Drinking Game. (1 Viewer)

[seanieg89]

Stumbled across a pretty funny mathematical drinking game / problem in graph theory posted by someone on Terence Tao's blog:

Say you have a group of n people. The player who is "it" says an integer k strictly between 1 and n+1 and at the same time everyone including this player points at another player. The directions people point form a directed graph. The person who has to drink is the person obtained by traversing k edges of this graph. This person is now "it".

Some interesting questions:

a) If we remove the restriction on how large k can be, prove that the player who is "it" can guarantee that he does not get himself.

b) What is the optimal choice of number for the player who is "it" assuming all pointing is random? (Optimal in the sense that it minimises his risk of getting himself.)

c) How can one 'try' to lose? Both with and without the restrictions on k.

Much more can be said about this game. Eg one can 'target' another player by adding 1 to your answer to c) and pointing at him. Strategies involving cooperation in this game are also probably of interest.

 

[Dedication_]

I'd hate to drink with you people. That is all.

 

[seanieg89]

I'd hate to drink with you people. That is all.

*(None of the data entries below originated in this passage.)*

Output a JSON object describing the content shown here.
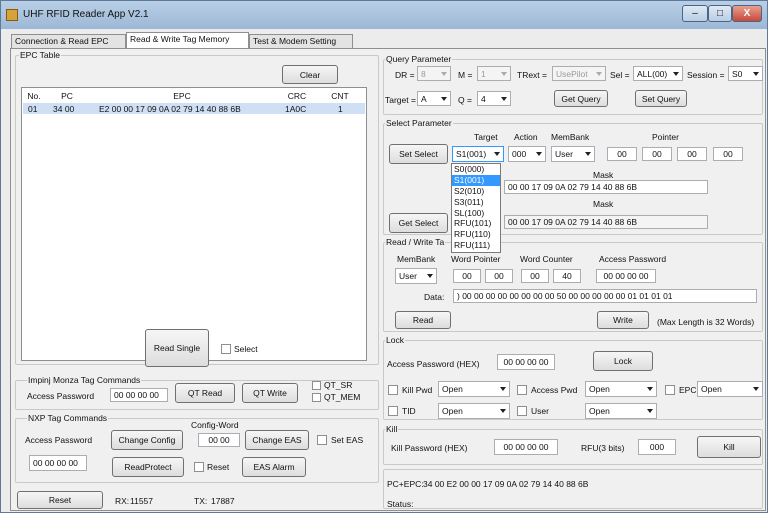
{
  "window": {
    "title": "UHF RFID Reader App V2.1",
    "min": "–",
    "max": "□",
    "close": "X"
  },
  "tabs": [
    {
      "label": "Connection & Read EPC"
    },
    {
      "label": "Read & Write Tag Memory"
    },
    {
      "label": "Test & Modem Setting"
    }
  ],
  "epc_table": {
    "title": "EPC Table",
    "clear": "Clear",
    "columns": [
      "No.",
      "PC",
      "EPC",
      "CRC",
      "CNT"
    ],
    "rows": [
      {
        "no": "01",
        "pc": "34 00",
        "epc": "E2 00 00 17 09 0A 02 79 14 40 88 6B",
        "crc": "1A0C",
        "cnt": "1"
      }
    ]
  },
  "read_single": {
    "button": "Read Single",
    "select_label": "Select"
  },
  "impinj": {
    "title": "Impinj Monza Tag Commands",
    "access_label": "Access Password",
    "access_value": "00 00 00 00",
    "qt_read": "QT Read",
    "qt_write": "QT Write",
    "qt_sr": "QT_SR",
    "qt_mem": "QT_MEM"
  },
  "nxp": {
    "title": "NXP Tag Commands",
    "access_label": "Access Password",
    "access_value": "00 00 00 00",
    "change_config": "Change Config",
    "config_word_label": "Config-Word",
    "config_word": "00 00",
    "change_eas": "Change EAS",
    "set_eas": "Set EAS",
    "read_protect": "ReadProtect",
    "reset_chk": "Reset",
    "eas_alarm": "EAS Alarm"
  },
  "status_bar": {
    "reset": "Reset",
    "rx_label": "RX:",
    "rx": "11557",
    "tx_label": "TX:",
    "tx": "17887"
  },
  "query": {
    "title": "Query Parameter",
    "dr_label": "DR =",
    "dr": "8",
    "m_label": "M =",
    "m": "1",
    "trext_label": "TRext =",
    "trext": "UsePilot",
    "sel_label": "Sel =",
    "sel": "ALL(00)",
    "session_label": "Session =",
    "session": "S0",
    "target_label": "Target =",
    "target": "A",
    "q_label": "Q =",
    "q": "4",
    "get_query": "Get Query",
    "set_query": "Set Query"
  },
  "select_param": {
    "title": "Select Parameter",
    "target_col": "Target",
    "action_col": "Action",
    "membank_col": "MemBank",
    "pointer_col": "Pointer",
    "set_select": "Set Select",
    "target": "S1(001)",
    "action": "000",
    "membank": "User",
    "pointer": [
      "00",
      "00",
      "00",
      "00"
    ],
    "mask_label": "Mask",
    "mask": "00 00 17 09 0A 02 79 14 40 88 6B",
    "get_select": "Get Select",
    "mask2_label": "Mask",
    "mask2": "00 00 17 09 0A 02 79 14 40 88 6B"
  },
  "target_dropdown": {
    "options": [
      "S0(000)",
      "S1(001)",
      "S2(010)",
      "S3(011)",
      "SL(100)",
      "RFU(101)",
      "RFU(110)",
      "RFU(111)"
    ],
    "selected": "S1(001)"
  },
  "rw": {
    "title": "Read / Write Ta",
    "membank_label": "MemBank",
    "membank": "User",
    "word_pointer_label": "Word Pointer",
    "wp": [
      "00",
      "00"
    ],
    "word_counter_label": "Word Counter",
    "wc": [
      "00",
      "40"
    ],
    "access_label": "Access Password",
    "access": "00 00 00 00",
    "data_label": "Data:",
    "data": ") 00 00 00 00 00 00 00 00 50 00 00 00 00 00 01 01 01 01",
    "read": "Read",
    "write": "Write",
    "maxlen": "(Max Length is 32 Words)"
  },
  "lock": {
    "title": "Lock",
    "access_label": "Access Password (HEX)",
    "access": "00 00 00 00",
    "lock_btn": "Lock",
    "kill_pwd": "Kill Pwd",
    "kill_pwd_val": "Open",
    "access_pwd": "Access Pwd",
    "access_pwd_val": "Open",
    "epc": "EPC",
    "epc_val": "Open",
    "tid": "TID",
    "tid_val": "Open",
    "user": "User",
    "user_val": "Open"
  },
  "kill": {
    "title": "Kill",
    "pwd_label": "Kill Password (HEX)",
    "pwd": "00 00 00 00",
    "rfu_label": "RFU(3 bits)",
    "rfu": "000",
    "kill_btn": "Kill"
  },
  "result": {
    "pcepc_label": "PC+EPC:",
    "pcepc": "34 00 E2 00 00 17 09 0A 02 79 14 40 88 6B",
    "status_label": "Status:"
  }
}
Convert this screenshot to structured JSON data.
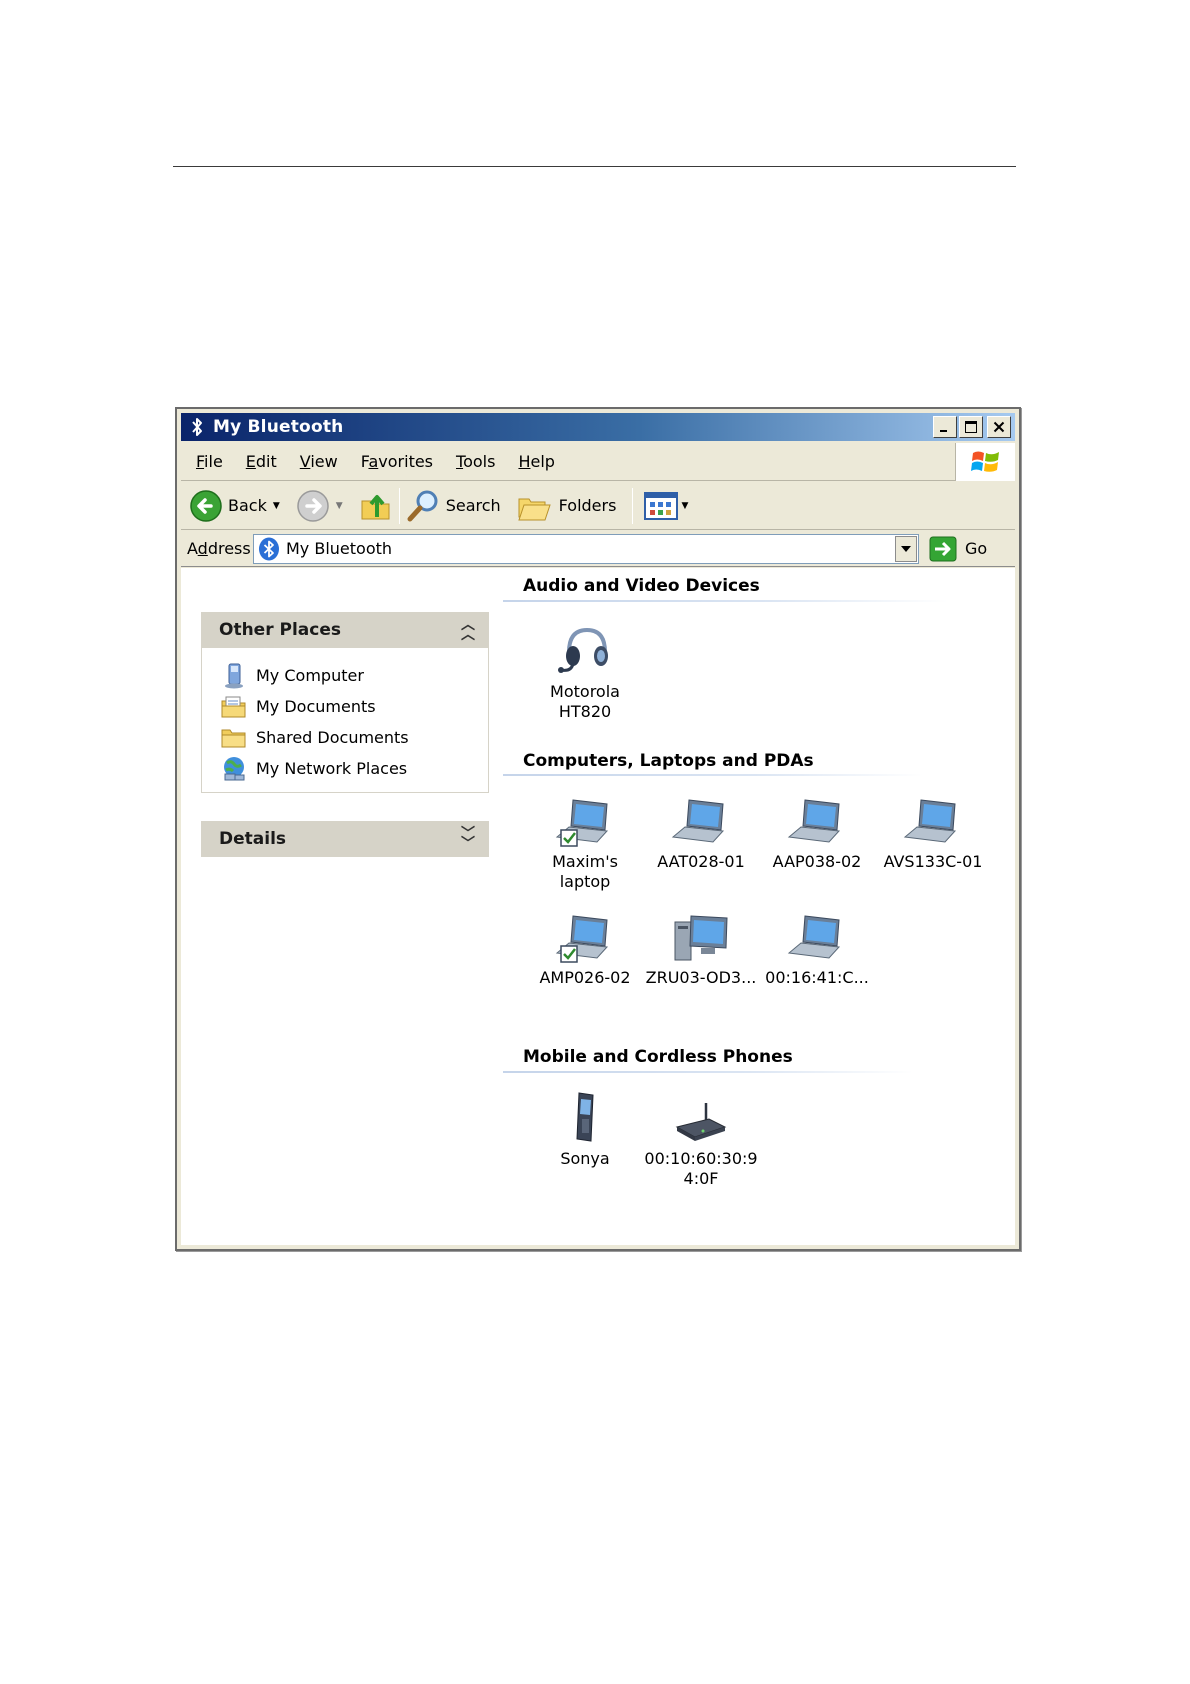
{
  "window": {
    "title": "My Bluetooth",
    "title_gradient": [
      "#0a246a",
      "#a6caf0"
    ]
  },
  "menu": {
    "items": [
      {
        "accel": "F",
        "rest": "ile"
      },
      {
        "accel": "E",
        "rest": "dit"
      },
      {
        "accel": "V",
        "rest": "iew"
      },
      {
        "pre": "F",
        "accel": "a",
        "rest": "vorites"
      },
      {
        "accel": "T",
        "rest": "ools"
      },
      {
        "accel": "H",
        "rest": "elp"
      }
    ]
  },
  "toolbar": {
    "back_label": "Back",
    "search_label": "Search",
    "folders_label": "Folders"
  },
  "address": {
    "label_pre": "A",
    "label_accel": "d",
    "label_rest": "dress",
    "value": "My Bluetooth",
    "go_label": "Go"
  },
  "taskpane": {
    "other_places": {
      "title": "Other Places",
      "items": [
        {
          "label": "My Computer",
          "icon": "computer-icon"
        },
        {
          "label": "My Documents",
          "icon": "documents-icon"
        },
        {
          "label": "Shared Documents",
          "icon": "folder-icon"
        },
        {
          "label": "My Network Places",
          "icon": "network-icon"
        }
      ]
    },
    "details": {
      "title": "Details"
    }
  },
  "groups": {
    "audio": {
      "title": "Audio and Video Devices",
      "items": [
        {
          "line1": "Motorola",
          "line2": "HT820",
          "icon": "headset-icon"
        }
      ]
    },
    "computers": {
      "title": "Computers, Laptops and PDAs",
      "items": [
        {
          "line1": "Maxim's laptop",
          "icon": "laptop-paired-icon"
        },
        {
          "line1": "AAT028-01",
          "icon": "laptop-icon"
        },
        {
          "line1": "AAP038-02",
          "icon": "laptop-icon"
        },
        {
          "line1": "AVS133C-01",
          "icon": "laptop-icon"
        },
        {
          "line1": "AMP026-02",
          "icon": "laptop-paired-icon"
        },
        {
          "line1": "ZRU03-OD3...",
          "icon": "desktop-icon"
        },
        {
          "line1": "00:16:41:C...",
          "icon": "laptop-icon"
        }
      ]
    },
    "phones": {
      "title": "Mobile and Cordless Phones",
      "items": [
        {
          "line1": "Sonya",
          "icon": "mobile-phone-icon"
        },
        {
          "line1": "00:10:60:30:9",
          "line2": "4:0F",
          "icon": "access-point-icon"
        }
      ]
    }
  }
}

Lucky no-one is asking you to then.

 

[seanieg89]

Sorry in advance for the lack of rigour or proper terminology, I'm no mathematician. I'll try these one at a time.

a) Call the current 'it' player Goldy.

Because we're dealing with a functional graph, when k exceeds n, you're going to fall into a cycle. Let the length of this cycle be c, 2 ≤ c ≤ n (c ≠ 1 because the graph has no loops -- no one points to themselves).

• If this cycle does not involve Goldy, Goldy is guaranteed not to have to drink again, so he is safe!
• If this cycle does involve Goldy, Goldy needs to ensure that for any value of c, his choice of k will not result in him getting picked again, i.e. k ≠ 0 (mod c). That is, k cannot be a multiple of c, for any c in {2, 3, 4, ... n}. Goldy can find such a number by simply choosing k = n! + 1 -- since all potential values of c are factors of n!, none are factors of n! + 1. Because you relaxed the k constraint, this is a valid choice of k for any n that ensures he won't get picked.

Indeed this is correct, my choice was the first prime exceeding n but yours has the advantage of being constructive I guess .

For the record I never ended up solving c) when the restriction is in place. I don't know how difficult that part may be, but the rest is fairly straightforward.

 

[Blue Suede]

seanie come to the meat and this game will be played

 

[seanieg89]

seanie come to the meat and this game will be played

Drinking with bos people sounds tres fun, are onesies permitted/encouraged?